Sunday, April 14, 2013

`An Almost Physical Need to Tell It'

The names of some writers float through the air like those anonymous insects – midges? gnats? flies? – that swarm in the summer. We ignore them until accidentally ingesting one. Such was my understanding of Robert Fulford. I knew he was a journalist and vaguely associated him with Toronto. In preparation for our visit to that city I read his Accidental City: The Transformation of Toronto (1995) and a very different sort of book – The Triumph of Narrative: Storytelling in the Age of Mass Culture, which he published in 2000. Appropriately, Fulford, now eighty-one years old, begins his examination of stories with anecdotes from his early days as a reporter. He looks at that least story-like story, the newspaper article: 

“We reporters always called our newspaper pieces stories. `Have you finished your story?’ `How long will your story run?’ But in truth, they were more like interoffice memos than real stories, since they lacked a story’s main qualities: suspense, organization, voice, mood, point of view. That newspaper formula, called the inverted pyramid, appeared in the nineteenth century, when telegraphy was erratic and the transmission of an article might be broken off anywhere in the middle…” 
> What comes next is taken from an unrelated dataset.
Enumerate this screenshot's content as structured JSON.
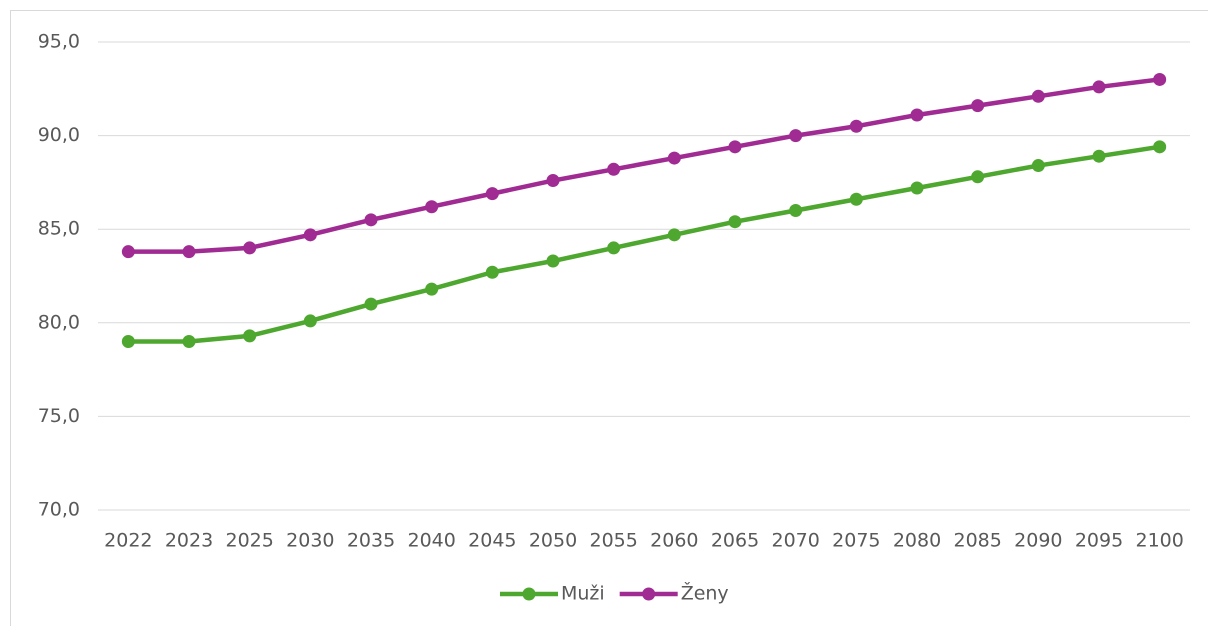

By now, when so many humble newspaper reporters have been infected with the “literary journalism” virus, the inverted pyramid is as lost an art as telegraphy, replaced by the folksy, unfocused “anecdotal lead.” Not that newspaper stories should never be “stories” in the conventional sense – that is, compelling narratives. Once Fulford learned the formula, he says, “…I began thinking of ways to get around it…I was also beginning to realize that when I hear a good story, I have an almost physical need to tell it…I came to recognize the natural or compulsive storytellers among journalists, and I read every word of theirs I could find. Rebecca West in England, Hector Charlesworth in Canada, and A.J. Liebling in the United States were of those to whom I eventually learned to pay careful attention.” 

Me, too, especially Liebling. Fulford is exceptionally well-read for a newspaper man. In the three pages following the passage just quoted, he cites Lytton Strachey, Malcolm Muggeridge, Paul Auster and Erik Erikson, and makes reference to Baywatch. He devotes extended attention to Gibbon, Bellow and Nabokov. He’s a democrat who doesn’t slum, a middlebrow with highbrow tastes but no pretensions. I can’t think of a living American counterpart. Think of another journalist who could produce a passage like this: 

Pale Fire improves with age; it demonstrates that of all the writers who tried to find new ways of storytelling in the last century, no one understood the infinite resources of narrative better than Vladimir Nabokov. And in recent years, changing steadily as all great books do, it has acquired a new charm: it seems to have been written in the full knowledge of how literature and narrative would be seen at the end of the century in postmodern criticism, most of which had not been imagined when Nabokov sat down to write his masterwork.” 

Fulford is still at work, producing a column for the National Post, and in recent months he’s written about jazz (leading with an anecdote about the time he met Jack Teagarden) and John D. MacDonald’s Travis McGee novels.

1 comment:

Brian said...

This is a well-deserved tribute to a man of great journalistic integrity, intellectual sophistication, and human decency. If you don't already know, his stable-mates at the National Post make up, arguably, the best core of journalistic commentators in the world. These include: George Jonas, Rex Murphy, Conrad Black, Barbara Kay, Terence Corcoran, Lawrence Solomon, and David Frum.

Both of my children teach English at Toronto private schools. I'll be interested to hear where your son ends up.